My queries are of a general nature; I like to give them the opportunity to choose what details to divulge. “What have you been doing?” “Anything new in your life?”
So why don’t people extend the same courtesy to me? Forget questions about how I am coming along in my Italian language lessons. Don’t bother asking how my recent trip around Europe turned out. I recently graduated with a Master’s degree but apparently that is not that interesting. No, no, no, instead they jump right into that one personal and considered ‘meaningful question’: Have you got a boyfriend yet?
Why is this the first question on everyone’s lips? Why is it that when I reply “No”, I get the head tilt, the pitied eyes and the sad smile. “Don’t worry, you’ll find someone”. Um, did I say I was worried? Do I look worried? Does it seem to you that I am so despondent by not having a boyfriend that I cannot function?
My single status is a choice, not a mutant string of leprosy.

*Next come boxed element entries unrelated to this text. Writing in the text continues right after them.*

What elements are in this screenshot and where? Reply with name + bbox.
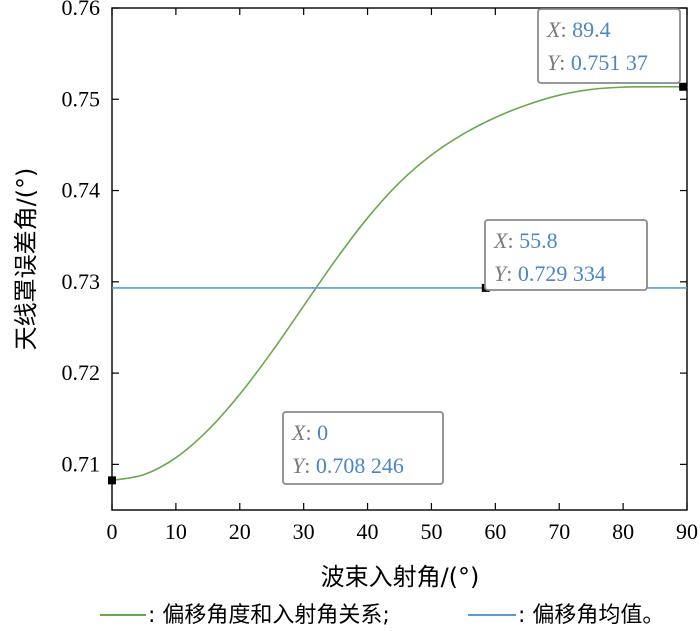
datatip-key: X: [546, 17, 562, 42]
y-axis-label: 天线罩误差角/(°): [12, 168, 40, 351]
datatip-frame: [484, 219, 648, 291]
x-tick-label: 40: [357, 519, 379, 544]
datatip-line: X: 0: [291, 420, 328, 445]
datatip-colon: :: [560, 17, 572, 42]
datatip-colon: :: [506, 261, 518, 286]
datatip-colon: :: [559, 50, 571, 75]
y-tick-label: 0.71: [62, 451, 101, 476]
datatip-value: 0.729 334: [518, 261, 606, 286]
datatip-frame: [537, 8, 681, 84]
y-tick-label: 0.76: [62, 0, 101, 20]
x-tick-label: 70: [548, 519, 570, 544]
y-axis-ticks: 0.71 0.72 0.73 0.74 0.75 0.76: [62, 0, 687, 476]
x-axis-label: 波束入射角/(°): [321, 563, 480, 591]
datatip-line: Y: 0.751 37: [547, 50, 648, 75]
x-tick-label: 80: [612, 519, 634, 544]
x-tick-label: 60: [484, 519, 506, 544]
datatip-key: X: [291, 420, 307, 445]
datatip-line: X: 55.8: [493, 228, 558, 253]
y-tick-label: 0.72: [62, 360, 101, 385]
datatip-box: X: 55.8 Y: 0.729 334: [484, 219, 648, 291]
datatip-line: Y: 0.708 246: [292, 453, 404, 478]
y-tick-label: 0.75: [62, 86, 101, 111]
datatip-box: X: 0Y: 0.708 246: [282, 411, 444, 485]
datatip-key: Y: [547, 50, 562, 75]
datatip-colon: :: [507, 228, 519, 253]
x-tick-label: 30: [293, 519, 315, 544]
datatip-value: 0.708 246: [316, 453, 404, 478]
datatip-frame: [282, 411, 444, 485]
datatip-key: Y: [494, 261, 509, 286]
relation-curve: [111, 85, 688, 482]
datatip-value: 55.8: [519, 228, 558, 253]
legend-label: : 偏移角度和入射角关系;: [148, 603, 390, 628]
legend-label: : 偏移角均值。: [518, 603, 664, 628]
x-tick-label: 20: [229, 519, 251, 544]
legend-item: : 偏移角均值。: [468, 603, 664, 628]
x-tick-label: 50: [420, 519, 442, 544]
datatip-value: 0.751 37: [571, 50, 648, 75]
datatip-value: 0: [317, 420, 328, 445]
datatip-colon: :: [305, 420, 317, 445]
datatip-line: X: 89.4: [546, 17, 611, 42]
x-axis-ticks: 0 10 20 30 40 50 60 70 80 90: [107, 8, 698, 544]
datatip-line: Y: 0.729 334: [494, 261, 606, 286]
x-tick-label: 90: [676, 519, 698, 544]
datatip-key: X: [493, 228, 509, 253]
datatip-marker: [108, 476, 116, 485]
datatip-colon: :: [304, 453, 316, 478]
legend-item: : 偏移角度和入射角关系;: [100, 603, 390, 628]
datatip-key: Y: [292, 453, 307, 478]
x-tick-label: 0: [107, 519, 118, 544]
datatip-value: 89.4: [572, 17, 611, 42]
datatip-marker: [679, 82, 688, 91]
datatip-box: X: 89.4 Y: 0.751 37: [537, 8, 681, 84]
x-tick-label: 10: [165, 519, 187, 544]
y-tick-label: 0.74: [62, 178, 101, 203]
legend: : 偏移角度和入射角关系; : 偏移角均值。: [100, 603, 664, 628]
y-tick-label: 0.73: [62, 269, 101, 294]
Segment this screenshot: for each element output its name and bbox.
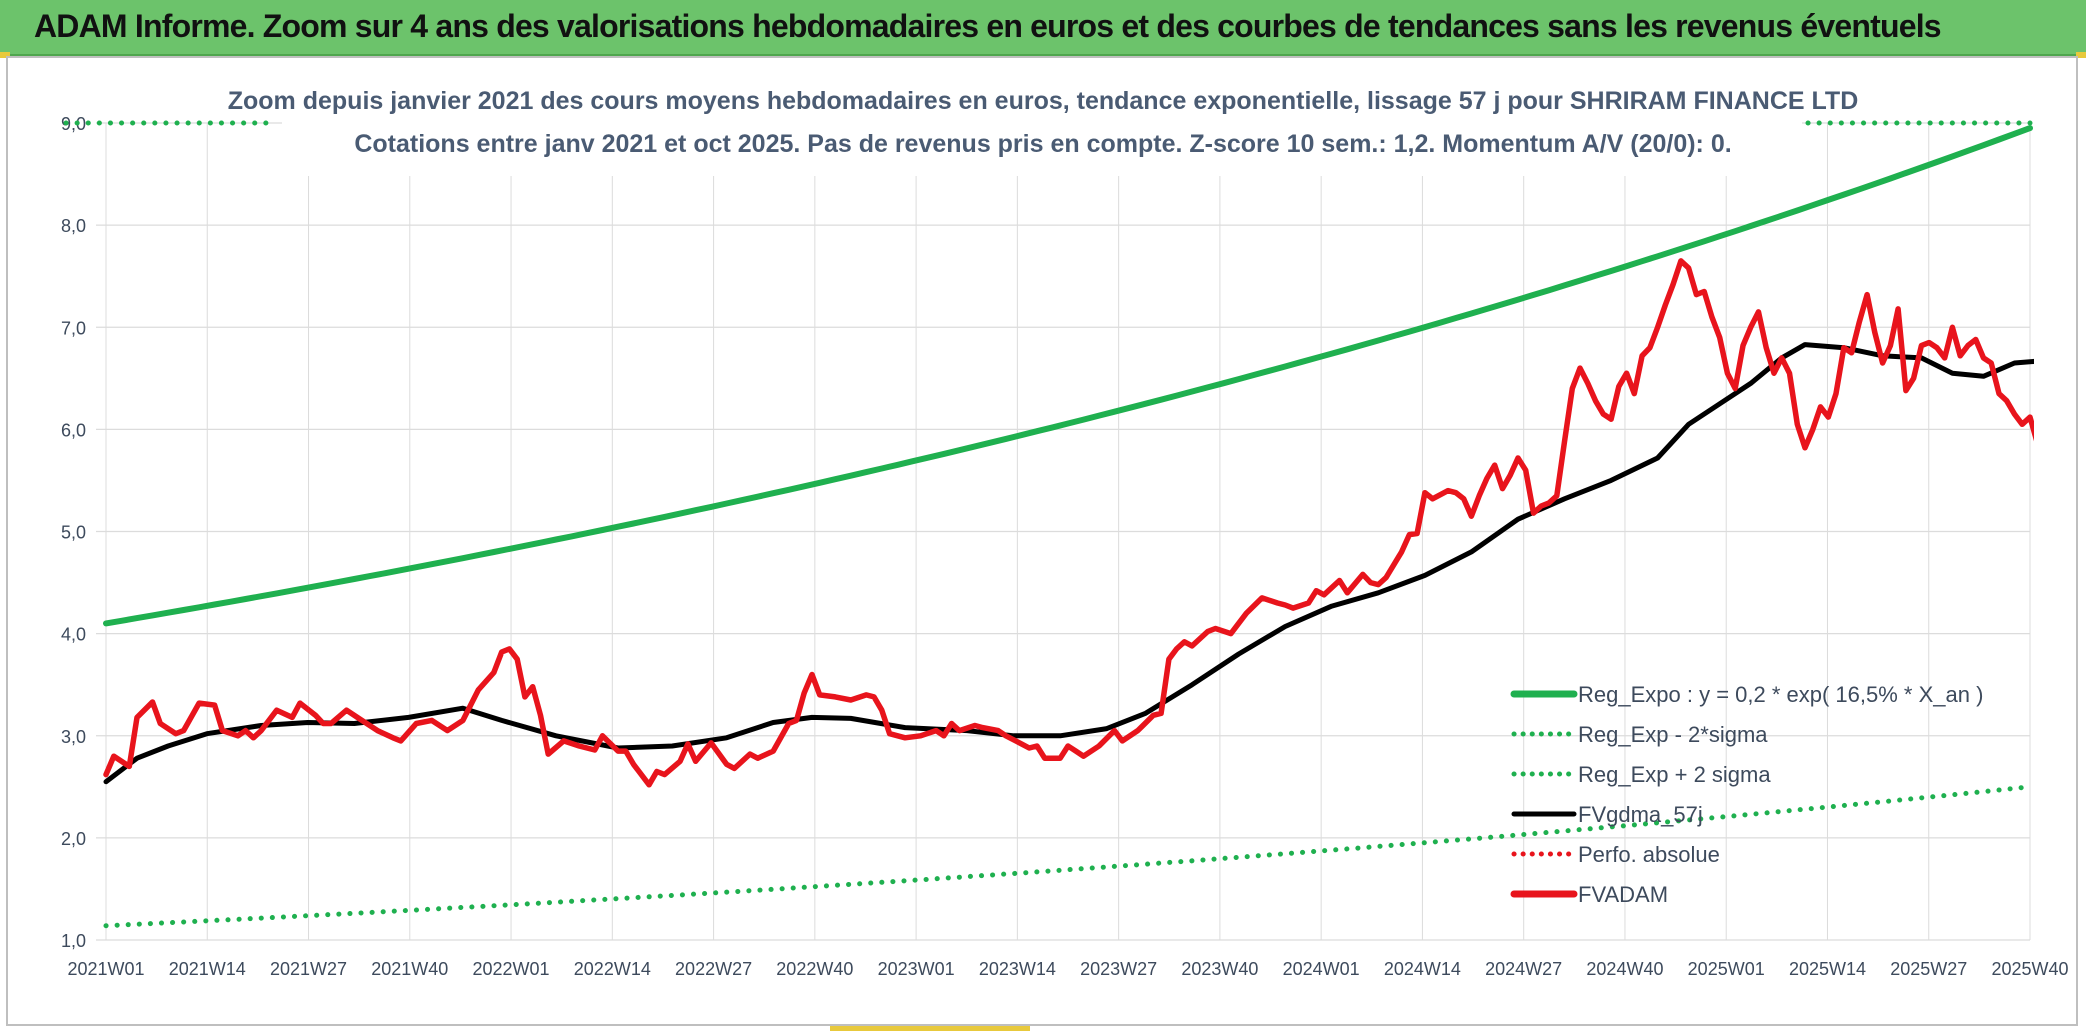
chart-grid	[96, 122, 2031, 941]
series-fvadam-line	[103, 258, 2034, 788]
x-tick-label: 2022W27	[675, 959, 752, 979]
y-tick-label: 4,0	[61, 625, 86, 645]
corner-accent-left	[0, 52, 10, 58]
x-tick-label: 2025W01	[1688, 959, 1765, 979]
x-tick-label: 2022W14	[574, 959, 651, 979]
y-tick-label: 5,0	[61, 523, 86, 543]
x-tick-label: 2021W27	[270, 959, 347, 979]
series-reg-line	[103, 784, 2033, 929]
corner-accent-right	[2076, 52, 2086, 58]
x-tick-label: 2023W40	[1181, 959, 1258, 979]
x-axis-labels: 2021W01 2021W14 2021W27 2021W40 2022W01 2022W…	[67, 959, 2068, 979]
x-tick-label: 2023W01	[878, 959, 955, 979]
x-tick-label: 2025W27	[1890, 959, 1967, 979]
x-tick-label: 2024W27	[1485, 959, 1562, 979]
chart-frame	[6, 56, 2078, 1026]
y-tick-label: 7,0	[61, 318, 86, 338]
y-tick-label: 2,0	[61, 829, 86, 849]
series-fvgdma-line	[103, 342, 2034, 785]
x-tick-label: 2021W01	[67, 959, 144, 979]
legend-label: Perfo. absolue	[1578, 842, 1720, 867]
x-tick-label: 2024W40	[1586, 959, 1663, 979]
x-tick-label: 2021W40	[371, 959, 448, 979]
x-tick-label: 2023W27	[1080, 959, 1157, 979]
x-tick-label: 2025W40	[1991, 959, 2068, 979]
bottom-accent	[830, 1026, 1030, 1031]
report-title: ADAM Informe. Zoom sur 4 ans des valoris…	[34, 8, 1942, 44]
legend-label: Reg_Exp - 2*sigma	[1578, 722, 1768, 747]
x-tick-label: 2022W40	[776, 959, 853, 979]
x-tick-label: 2024W01	[1283, 959, 1360, 979]
chart-title: Zoom depuis janvier 2021 des cours moyen…	[228, 87, 1859, 115]
legend-label: FVADAM	[1578, 882, 1668, 907]
chart-legend: Reg_Expo : y = 0,2 * exp( 16,5% * X_an )…	[1510, 682, 1983, 907]
y-tick-label: 3,0	[61, 727, 86, 747]
x-tick-label: 2022W01	[473, 959, 550, 979]
series-layer	[103, 125, 2034, 929]
report-banner: ADAM Informe. Zoom sur 4 ans des valoris…	[0, 0, 2086, 56]
x-tick-label: 2023W14	[979, 959, 1056, 979]
x-tick-label: 2025W14	[1789, 959, 1866, 979]
title-backdrop	[282, 80, 1802, 176]
x-tick-label: 2021W14	[169, 959, 246, 979]
x-tick-label: 2024W14	[1384, 959, 1461, 979]
y-tick-label: 1,0	[61, 931, 86, 951]
y-tick-label: 6,0	[61, 420, 86, 440]
y-tick-label: 8,0	[61, 216, 86, 236]
series-reg-line	[103, 125, 2033, 627]
y-axis-labels: 1,0 2,0 3,0 4,0 5,0 6,0 7,0 8,0 9,0	[61, 114, 86, 951]
y-tick-label: 9,0	[61, 114, 86, 134]
legend-label: Reg_Expo : y = 0,2 * exp( 16,5% * X_an )	[1578, 682, 1983, 707]
legend-label: Reg_Exp + 2 sigma	[1578, 762, 1771, 787]
legend-label: FVgdma_57j	[1578, 802, 1703, 827]
chart-subtitle: Cotations entre janv 2021 et oct 2025. P…	[354, 130, 1731, 158]
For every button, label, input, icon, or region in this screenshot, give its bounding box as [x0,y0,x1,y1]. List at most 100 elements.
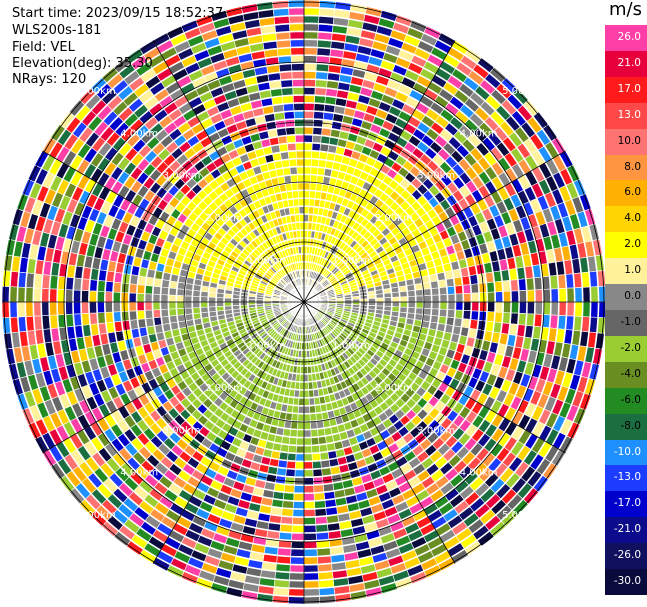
range-gate [303,87,316,96]
range-gate [563,329,574,345]
range-gate [439,294,448,303]
range-gate [138,326,148,338]
range-gate [266,64,281,74]
range-gate [130,327,141,339]
colorbar-segment [605,335,647,363]
range-gate [286,134,296,144]
range-ring-label: 2.00km [205,383,243,394]
range-gate [298,397,305,406]
azimuth-spoke [303,301,566,454]
range-gate [332,17,350,27]
range-gate [277,459,288,469]
range-gate [277,547,292,557]
range-gate [97,290,105,303]
range-ring-label: 4.00km [460,128,498,139]
range-gate [74,265,84,279]
range-gate [291,413,299,422]
range-gate [283,484,295,493]
range-gate [297,405,305,414]
range-gate [176,301,185,310]
range-gate [290,174,299,183]
nrays-label: NRays: 120 [12,72,87,87]
range-gate [329,545,345,556]
range-gate [316,420,325,429]
colorbar-segment [605,154,647,181]
range-gate [263,48,279,59]
range-gate [341,479,354,489]
range-gate [3,332,13,350]
range-gate [563,259,574,275]
range-gate [49,301,58,316]
range-gate [494,311,503,324]
range-gate [332,577,350,587]
range-gate [303,405,311,414]
range-gate [309,405,316,414]
range-gate [286,460,296,470]
range-gate [486,311,495,323]
range-gate [299,214,305,222]
range-gate [461,318,471,329]
range-gate [145,317,155,328]
range-ring-label: 5.00km [78,86,116,97]
range-gate [303,524,317,533]
range-gate [334,593,352,603]
range-gate [298,206,305,215]
range-gate [288,437,298,446]
range-gate [254,66,269,76]
range-gate [303,190,311,199]
range-gate [488,250,499,263]
range-gate [129,274,139,285]
range-gate [153,278,163,288]
range-gate [313,103,326,112]
range-gate [312,127,323,136]
range-gate [498,332,509,346]
range-gate [469,274,479,285]
range-gate [33,287,42,303]
range-gate [50,261,61,277]
range-gate [337,81,351,92]
range-gate [327,522,341,532]
range-gate [486,281,495,293]
range-gate [314,87,327,96]
colorbar-segment [605,439,647,466]
range-gate [524,325,534,339]
range-gate [398,285,408,293]
range-gate [271,498,284,508]
range-gate [423,288,432,297]
range-gate [303,366,309,374]
range-gate [467,265,478,277]
range-gate [152,285,162,295]
range-gate [317,563,333,573]
range-gate [321,127,332,137]
range-gate [208,301,217,308]
range-gate [589,316,598,334]
range-gate [65,276,75,291]
range-gate [270,144,281,154]
range-gate [422,281,431,290]
range-gate [272,0,289,9]
range-ring-label: 5.00km [502,510,540,521]
range-gate [325,88,338,98]
range-gate [303,142,313,151]
azimuth-spoke [303,301,456,564]
range-gate [208,296,217,303]
range-gate [430,280,439,289]
range-gate [184,295,193,303]
range-gate [83,255,94,269]
range-ring [63,61,545,543]
range-gate [345,494,358,505]
range-gate [313,396,321,406]
range-gate [278,451,289,461]
range-gate [287,596,305,605]
range-gate [296,429,305,438]
range-gate [547,327,558,343]
range-gate [518,312,527,326]
range-gate [323,491,336,500]
range-gate [279,523,293,533]
range-gate [9,301,18,318]
range-gate [292,79,305,88]
range-gate [250,50,266,61]
range-gate [257,81,271,92]
range-gate [294,477,305,486]
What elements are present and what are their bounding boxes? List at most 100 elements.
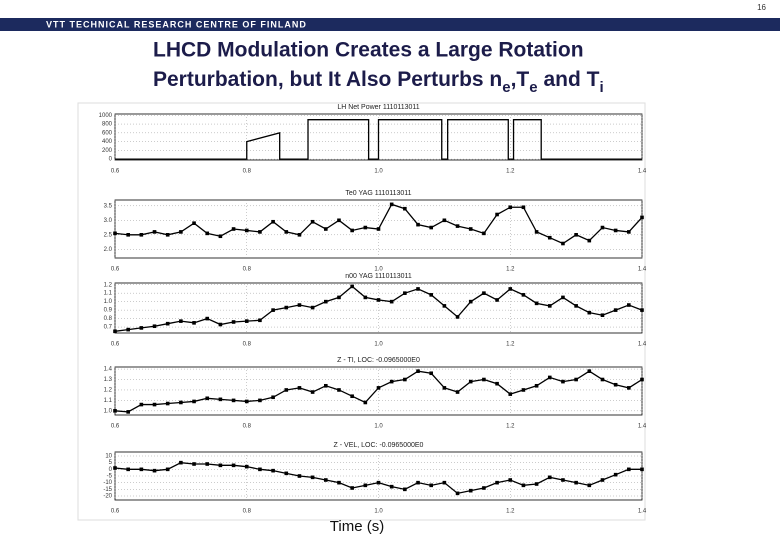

Aside from the obvious annoyance at being pitied for something that is my choice, I am often left wondering why, in a post-feminist world, my personal and academic achievements are constantly being overlooked for something as trivial as whether or not I have someone to share the cooking, the laundry and the household bills with.
Is the only time we single ladies can be celebrated aloud when Beyonce sings about us? Stand in the middle of a crowded dance-floor when that song plays and we all proudly ‘put our hands up’. But as soon as the lights come back on, all of the attached women lower their arms from a triumphant fist pump into a mocking point.
So why the focus on partnership? People argue that it is an inherent part of humanity. Plato wrote that according to Greek Mythology, humans were initially created with four arms, four legs and a head with two faces and, fearing their power, the god Zeus split them in two, condemning them to spend their lives searching for their other half.